Affordable housing is not a product line

Some politicians don’t buy the idea that an additional supply of housing units, at any price point, will lead to more units of affordable housing. They do not accept that increasing the number of units overall, or greater supply, reduces costs.

What they see are swanky high end homes being built and swanky high income people moving in and absolutely nothing happening to the other end of society. So who’s to blame them?

In order to assist in smoothing out some of these misconceptions, it’s necessary to beg people to accept that housing is not an ordinary commodity, like clothing. Everyone needs housing and clothing, but that’s where the similarities ends.

Poli-types and activists talk about affordable housing as if it were one line of housing, like an evening gown is one line of a designer’s seasonal collection. If you only make evening gowns there’s nothing for the average Joleen to wear. We must sew up some practical shirtdresses! It’s that simple: Build affordable housing.

There are two conceptual problems with treating housing like clothing (just pick the right line for goodness sakes!) Housing is a good that is used and reused as opposed to being disposable. And secondly, in part due to this, over time (time is important) depending on how much maintenance it receives (maintenance is important) a home’s usefulness and hence value fluctuates.
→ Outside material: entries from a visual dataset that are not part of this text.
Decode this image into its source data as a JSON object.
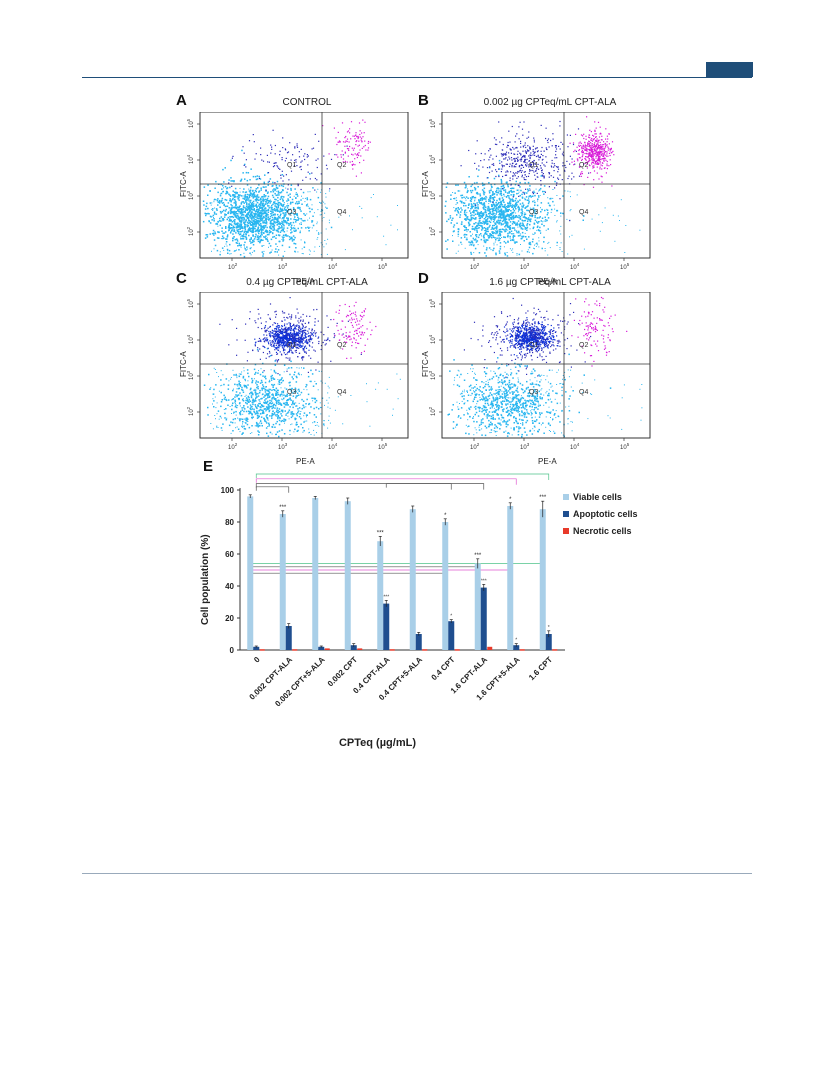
{
  "panels": [
    {
      "letter": "A",
      "title": "CONTROL",
      "xlabel": "PE-A",
      "ylabel": "FITC-A",
      "quadrants": [
        "Q1",
        "Q2",
        "Q3",
        "Q4"
      ],
      "level": 0
    },
    {
      "letter": "B",
      "title": "0.002 µg CPTeq/mL CPT-ALA",
      "xlabel": "PE-A",
      "ylabel": "FITC-A",
      "quadrants": [
        "Q1",
        "Q2",
        "Q3",
        "Q4"
      ],
      "level": 1
    },
    {
      "letter": "C",
      "title": "0.4 µg CPTeq/mL CPT-ALA",
      "xlabel": "PE-A",
      "ylabel": "FITC-A",
      "quadrants": [
        "Q1",
        "Q2",
        "Q3",
        "Q4"
      ],
      "level": 2
    },
    {
      "letter": "D",
      "title": "1.6 µg CPTeq/mL CPT-ALA",
      "xlabel": "PE-A",
      "ylabel": "FITC-A",
      "quadrants": [
        "Q1",
        "Q2",
        "Q3",
        "Q4"
      ],
      "level": 2
    }
  ],
  "flow_ticks": [
    "10",
    "10",
    "10",
    "10"
  ],
  "flow_exps": [
    "2",
    "3",
    "4",
    "5"
  ],
  "chart_data": {
    "type": "bar",
    "panel_letter": "E",
    "ylabel": "Cell population (%)",
    "xlabel": "CPTeq (µg/mL)",
    "ylim": [
      0,
      100
    ],
    "yticks": [
      "0",
      "20",
      "40",
      "60",
      "80",
      "100"
    ],
    "categories": [
      "0",
      "0.002 CPT-ALA",
      "0.002 CPT+5-ALA",
      "0.002 CPT",
      "0.4 CPT-ALA",
      "0.4 CPT+5-ALA",
      "0.4 CPT",
      "1.6 CPT-ALA",
      "1.6 CPT+5-ALA",
      "1.6 CPT"
    ],
    "series": [
      {
        "name": "Viable cells",
        "color": "#a9cfe8",
        "values": [
          96,
          85,
          95,
          93,
          68,
          88,
          80,
          54,
          90,
          88
        ],
        "errors": [
          1,
          2,
          1,
          2,
          3,
          2,
          2,
          3,
          2,
          5
        ]
      },
      {
        "name": "Apoptotic cells",
        "color": "#1f4e8f",
        "values": [
          2,
          15,
          2,
          3,
          29,
          10,
          18,
          39,
          3,
          10
        ],
        "errors": [
          0.5,
          1.5,
          0.5,
          1,
          2,
          1,
          1,
          2,
          1,
          2
        ]
      },
      {
        "name": "Necrotic cells",
        "color": "#e83a2a",
        "values": [
          0.5,
          0.5,
          1,
          1,
          0.5,
          0.5,
          0.5,
          2,
          0.5,
          0.5
        ],
        "errors": [
          0,
          0,
          0,
          0,
          0,
          0,
          0,
          0,
          0,
          0
        ]
      }
    ],
    "annotations": [
      "",
      "***",
      "",
      "",
      "***",
      "",
      "*",
      "***",
      "*",
      "***"
    ],
    "apoptotic_annotations": [
      "",
      "",
      "",
      "",
      "***",
      "",
      "*",
      "***",
      "*",
      "*"
    ]
  }
}
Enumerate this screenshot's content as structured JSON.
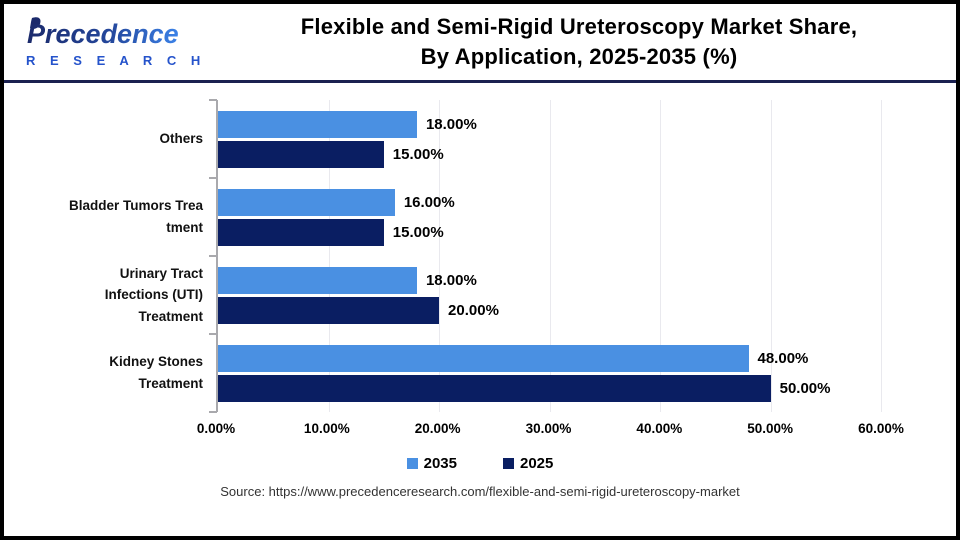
{
  "header": {
    "logo_brand": "Precedence",
    "logo_sub": "R E S E A R C H",
    "title_line1": "Flexible and Semi-Rigid Ureteroscopy Market Share,",
    "title_line2": "By Application, 2025-2035 (%)"
  },
  "chart_data": {
    "type": "bar",
    "orientation": "horizontal",
    "categories": [
      "Others",
      "Bladder Tumors Trea\ntment",
      "Urinary Tract\nInfections (UTI)\nTreatment",
      "Kidney Stones\nTreatment"
    ],
    "series": [
      {
        "name": "2035",
        "color": "#4a90e2",
        "values": [
          18,
          16,
          18,
          48
        ],
        "labels": [
          "18.00%",
          "16.00%",
          "18.00%",
          "48.00%"
        ]
      },
      {
        "name": "2025",
        "color": "#0a1e62",
        "values": [
          15,
          15,
          20,
          50
        ],
        "labels": [
          "15.00%",
          "15.00%",
          "20.00%",
          "50.00%"
        ]
      }
    ],
    "x_axis": {
      "min": 0,
      "max": 60,
      "step": 10,
      "tick_labels": [
        "0.00%",
        "10.00%",
        "20.00%",
        "30.00%",
        "40.00%",
        "50.00%",
        "60.00%"
      ]
    },
    "grid": true,
    "legend_position": "bottom",
    "legend": [
      {
        "label": "2035",
        "color": "#4a90e2"
      },
      {
        "label": "2025",
        "color": "#0a1e62"
      }
    ]
  },
  "footer": {
    "source": "Source: https://www.precedenceresearch.com/flexible-and-semi-rigid-ureteroscopy-market"
  }
}
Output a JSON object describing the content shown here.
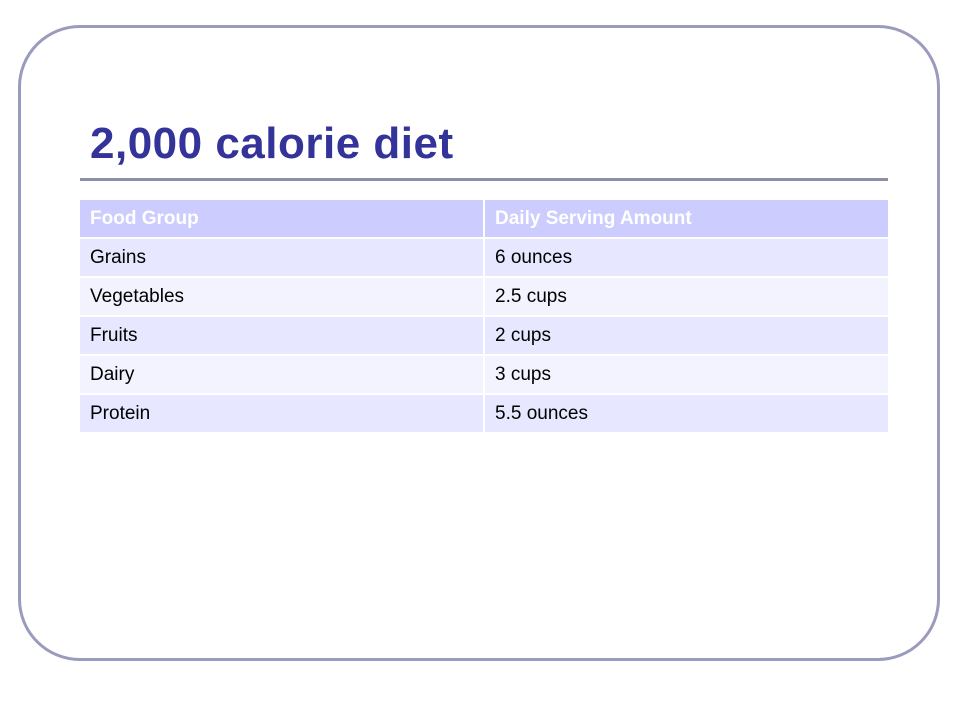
{
  "slide": {
    "title": "2,000 calorie diet"
  },
  "table": {
    "headers": [
      "Food Group",
      "Daily Serving Amount"
    ],
    "rows": [
      [
        "Grains",
        "6 ounces"
      ],
      [
        "Vegetables",
        "2.5 cups"
      ],
      [
        "Fruits",
        "2 cups"
      ],
      [
        "Dairy",
        "3 cups"
      ],
      [
        "Protein",
        "5.5 ounces"
      ]
    ]
  },
  "colors": {
    "title": "#333399",
    "header_bg": "#ccccff",
    "row_odd_bg": "#e7e7ff",
    "row_even_bg": "#f3f3ff",
    "frame_border": "#9a9bbd"
  }
}
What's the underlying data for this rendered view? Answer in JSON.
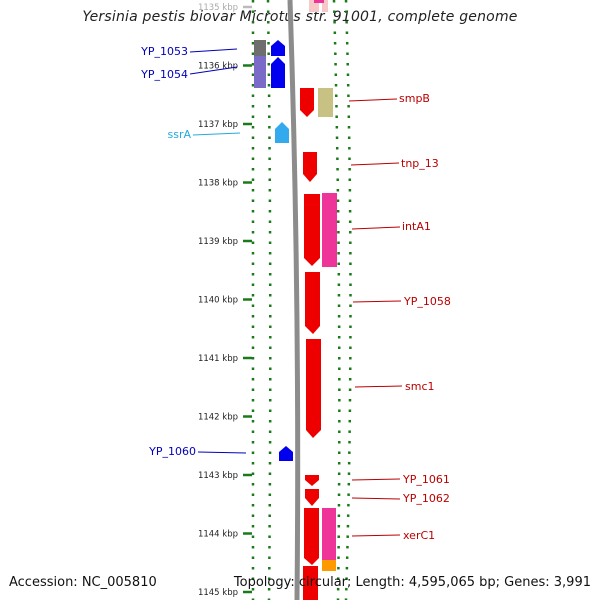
{
  "title": "Yersinia pestis biovar Microtus str. 91001, complete genome",
  "footer": {
    "accession": "Accession: NC_005810",
    "summary": "Topology: circular; Length: 4,595,065 bp; Genes: 3,991"
  },
  "ruler": {
    "unit": "kbp",
    "ticks": [
      {
        "kbp": 1135,
        "label": "1135 kbp"
      },
      {
        "kbp": 1136,
        "label": "1136 kbp"
      },
      {
        "kbp": 1137,
        "label": "1137 kbp"
      },
      {
        "kbp": 1138,
        "label": "1138 kbp"
      },
      {
        "kbp": 1139,
        "label": "1139 kbp"
      },
      {
        "kbp": 1140,
        "label": "1140 kbp"
      },
      {
        "kbp": 1141,
        "label": "1141 kbp"
      },
      {
        "kbp": 1142,
        "label": "1142 kbp"
      },
      {
        "kbp": 1143,
        "label": "1143 kbp"
      },
      {
        "kbp": 1144,
        "label": "1144 kbp"
      },
      {
        "kbp": 1145,
        "label": "1145 kbp"
      }
    ]
  },
  "labels": [
    {
      "text": "YP_1053",
      "side": "left",
      "color": "#0000bb"
    },
    {
      "text": "YP_1054",
      "side": "left",
      "color": "#0000bb"
    },
    {
      "text": "ssrA",
      "side": "left",
      "color": "#22aadd"
    },
    {
      "text": "YP_1060",
      "side": "left",
      "color": "#0000bb"
    },
    {
      "text": "smpB",
      "side": "right",
      "color": "#bb0000"
    },
    {
      "text": "tnp_13",
      "side": "right",
      "color": "#bb0000"
    },
    {
      "text": "intA1",
      "side": "right",
      "color": "#bb0000"
    },
    {
      "text": "YP_1058",
      "side": "right",
      "color": "#bb0000"
    },
    {
      "text": "smc1",
      "side": "right",
      "color": "#bb0000"
    },
    {
      "text": "YP_1061",
      "side": "right",
      "color": "#bb0000"
    },
    {
      "text": "YP_1062",
      "side": "right",
      "color": "#bb0000"
    },
    {
      "text": "xerC1",
      "side": "right",
      "color": "#bb0000"
    }
  ],
  "colors": {
    "backbone": "#8c8c8c",
    "tick": "#1a7a1a",
    "forward_cds": "#0000ee",
    "forward_rna": "#33aaee",
    "reverse_cds": "#ee0000",
    "cog_gray": "#6e6e6e",
    "cog_purple": "#7b6bc9",
    "cog_khaki": "#c8c184",
    "cog_pink": "#ee3399",
    "cog_orange": "#ff9900",
    "faint_pink": "#f6c8c8"
  }
}
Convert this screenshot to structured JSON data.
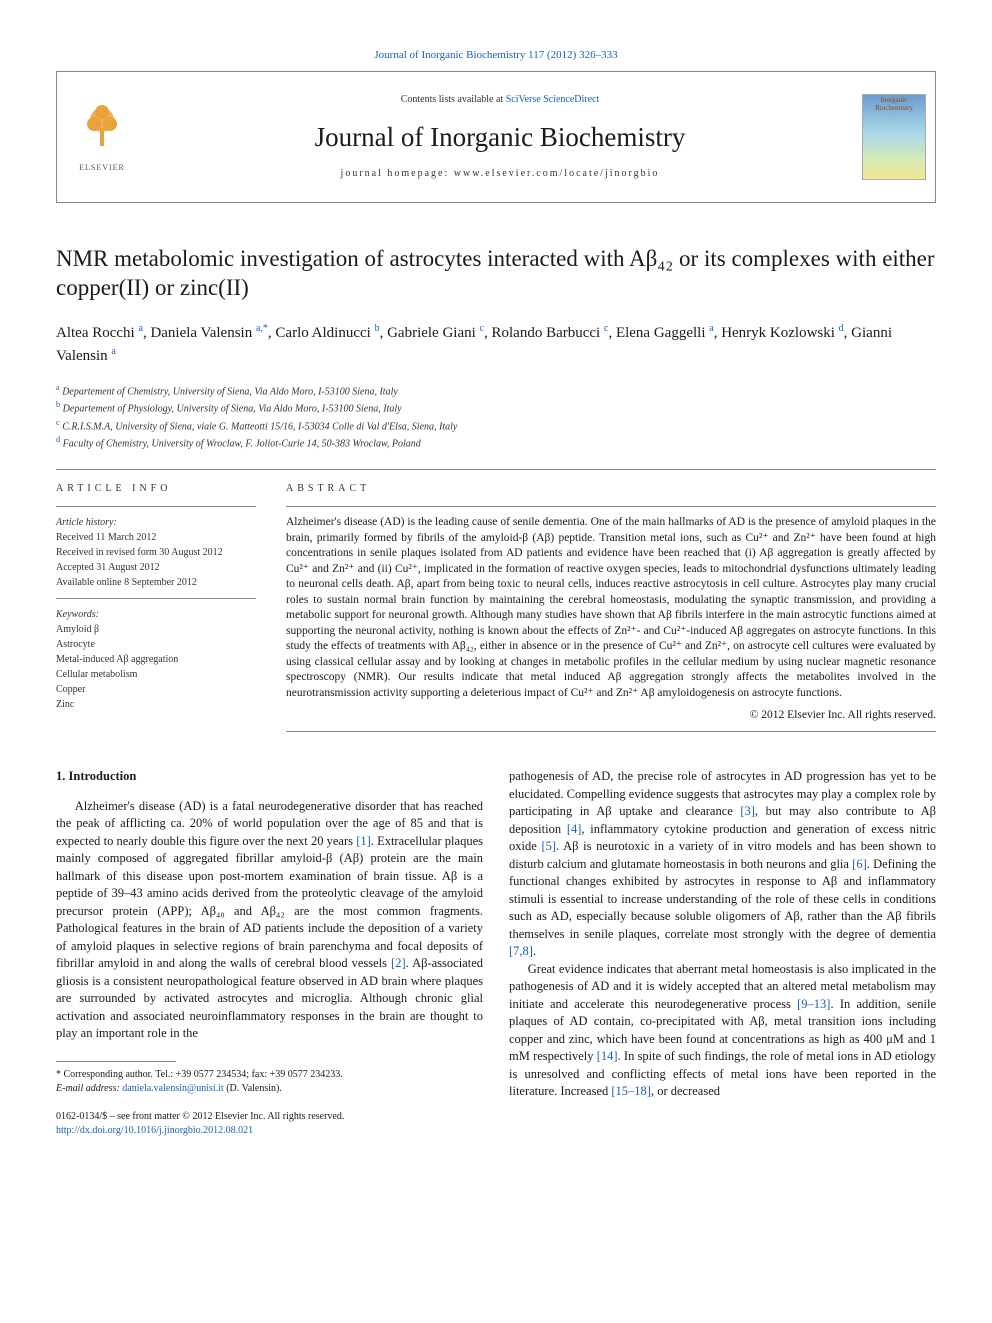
{
  "top_link": "Journal of Inorganic Biochemistry 117 (2012) 326–333",
  "header": {
    "contents_prefix": "Contents lists available at ",
    "contents_link": "SciVerse ScienceDirect",
    "journal_name": "Journal of Inorganic Biochemistry",
    "homepage": "journal homepage: www.elsevier.com/locate/jinorgbio",
    "publisher": "ELSEVIER",
    "cover_label_line1": "Inorganic",
    "cover_label_line2": "Biochemistry"
  },
  "article": {
    "title": "NMR metabolomic investigation of astrocytes interacted with Aβ₄₂ or its complexes with either copper(II) or zinc(II)",
    "authors_html": "Altea Rocchi <sup>a</sup>, Daniela Valensin <sup>a,*</sup>, Carlo Aldinucci <sup>b</sup>, Gabriele Giani <sup>c</sup>, Rolando Barbucci <sup>c</sup>, Elena Gaggelli <sup>a</sup>, Henryk Kozlowski <sup>d</sup>, Gianni Valensin <sup>a</sup>",
    "affiliations": [
      {
        "sup": "a",
        "text": " Departement of Chemistry, University of Siena, Via Aldo Moro, I-53100 Siena, Italy"
      },
      {
        "sup": "b",
        "text": " Departement of Physiology, University of Siena, Via Aldo Moro, I-53100 Siena, Italy"
      },
      {
        "sup": "c",
        "text": " C.R.I.S.M.A, University of Siena, viale G. Matteotti 15/16, I-53034 Colle di Val d'Elsa, Siena, Italy"
      },
      {
        "sup": "d",
        "text": " Faculty of Chemistry, University of Wroclaw, F. Joliot-Curie 14, 50-383 Wroclaw, Poland"
      }
    ]
  },
  "article_info": {
    "heading": "ARTICLE INFO",
    "history_label": "Article history:",
    "history": [
      "Received 11 March 2012",
      "Received in revised form 30 August 2012",
      "Accepted 31 August 2012",
      "Available online 8 September 2012"
    ],
    "keywords_label": "Keywords:",
    "keywords": [
      "Amyloid β",
      "Astrocyte",
      "Metal-induced Aβ aggregation",
      "Cellular metabolism",
      "Copper",
      "Zinc"
    ]
  },
  "abstract": {
    "heading": "ABSTRACT",
    "text": "Alzheimer's disease (AD) is the leading cause of senile dementia. One of the main hallmarks of AD is the presence of amyloid plaques in the brain, primarily formed by fibrils of the amyloid-β (Aβ) peptide. Transition metal ions, such as Cu²⁺ and Zn²⁺ have been found at high concentrations in senile plaques isolated from AD patients and evidence have been reached that (i) Aβ aggregation is greatly affected by Cu²⁺ and Zn²⁺ and (ii) Cu²⁺, implicated in the formation of reactive oxygen species, leads to mitochondrial dysfunctions ultimately leading to neuronal cells death. Aβ, apart from being toxic to neural cells, induces reactive astrocytosis in cell culture. Astrocytes play many crucial roles to sustain normal brain function by maintaining the cerebral homeostasis, modulating the synaptic transmission, and providing a metabolic support for neuronal growth. Although many studies have shown that Aβ fibrils interfere in the main astrocytic functions aimed at supporting the neuronal activity, nothing is known about the effects of Zn²⁺- and Cu²⁺-induced Aβ aggregates on astrocyte functions. In this study the effects of treatments with Aβ₄₂, either in absence or in the presence of Cu²⁺ and Zn²⁺, on astrocyte cell cultures were evaluated by using classical cellular assay and by looking at changes in metabolic profiles in the cellular medium by using nuclear magnetic resonance spectroscopy (NMR). Our results indicate that metal induced Aβ aggregation strongly affects the metabolites involved in the neurotransmission activity supporting a deleterious impact of Cu²⁺ and Zn²⁺ Aβ amyloidogenesis on astrocyte functions.",
    "copyright": "© 2012 Elsevier Inc. All rights reserved."
  },
  "body": {
    "section_heading": "1. Introduction",
    "col1_p1": "Alzheimer's disease (AD) is a fatal neurodegenerative disorder that has reached the peak of afflicting ca. 20% of world population over the age of 85 and that is expected to nearly double this figure over the next 20 years [1]. Extracellular plaques mainly composed of aggregated fibrillar amyloid-β (Aβ) protein are the main hallmark of this disease upon post-mortem examination of brain tissue. Aβ is a peptide of 39–43 amino acids derived from the proteolytic cleavage of the amyloid precursor protein (APP); Aβ₄₀ and Aβ₄₂ are the most common fragments. Pathological features in the brain of AD patients include the deposition of a variety of amyloid plaques in selective regions of brain parenchyma and focal deposits of fibrillar amyloid in and along the walls of cerebral blood vessels [2]. Aβ-associated gliosis is a consistent neuropathological feature observed in AD brain where plaques are surrounded by activated astrocytes and microglia. Although chronic glial activation and associated neuroinflammatory responses in the brain are thought to play an important role in the",
    "col2_p1": "pathogenesis of AD, the precise role of astrocytes in AD progression has yet to be elucidated. Compelling evidence suggests that astrocytes may play a complex role by participating in Aβ uptake and clearance [3], but may also contribute to Aβ deposition [4], inflammatory cytokine production and generation of excess nitric oxide [5]. Aβ is neurotoxic in a variety of in vitro models and has been shown to disturb calcium and glutamate homeostasis in both neurons and glia [6]. Defining the functional changes exhibited by astrocytes in response to Aβ and inflammatory stimuli is essential to increase understanding of the role of these cells in conditions such as AD, especially because soluble oligomers of Aβ, rather than the Aβ fibrils themselves in senile plaques, correlate most strongly with the degree of dementia [7,8].",
    "col2_p2": "Great evidence indicates that aberrant metal homeostasis is also implicated in the pathogenesis of AD and it is widely accepted that an altered metal metabolism may initiate and accelerate this neurodegenerative process [9–13]. In addition, senile plaques of AD contain, co-precipitated with Aβ, metal transition ions including copper and zinc, which have been found at concentrations as high as 400 μM and 1 mM respectively [14]. In spite of such findings, the role of metal ions in AD etiology is unresolved and conflicting effects of metal ions have been reported in the literature. Increased [15–18], or decreased"
  },
  "footer": {
    "corr_label": "* Corresponding author. Tel.: +39 0577 234534; fax: +39 0577 234233.",
    "email_label": "E-mail address: ",
    "email": "daniela.valensin@unisi.it",
    "email_suffix": " (D. Valensin).",
    "issn_line": "0162-0134/$ – see front matter © 2012 Elsevier Inc. All rights reserved.",
    "doi": "http://dx.doi.org/10.1016/j.jinorgbio.2012.08.021"
  },
  "refs": {
    "r1": "[1]",
    "r2": "[2]",
    "r3": "[3]",
    "r4": "[4]",
    "r5": "[5]",
    "r6": "[6]",
    "r78": "[7,8]",
    "r913": "[9–13]",
    "r14": "[14]",
    "r1518": "[15–18]"
  }
}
When left unattended for too long, the structure depreciates and the land it sits on becomes disproportionately valuable.

Whereas a community doesn’t want too much time to pass with too little maintenance (which creates slums), this is often the scenario playing out for NOAH (naturally occurring affordable housing). A long time landlord may get to the point of not being energized by upgrades and flashy renovations. He or she may be riding out the property’s usefulness as long as the tenants are amicable.

But time never stops. And mechanicals get old. So these situations are only sustainable for so long. When left unattended for too long, the structure depreciates and the land it sits on becomes disproportionately valuable. Down comes the structure to make way for a swanky new one.

Since new is expensive, expensive people move-in. But as long as the new construction is adding units to the pool of housing, and not just being filled with newcomers, then homes are freed up for folks to stair step up through more choices.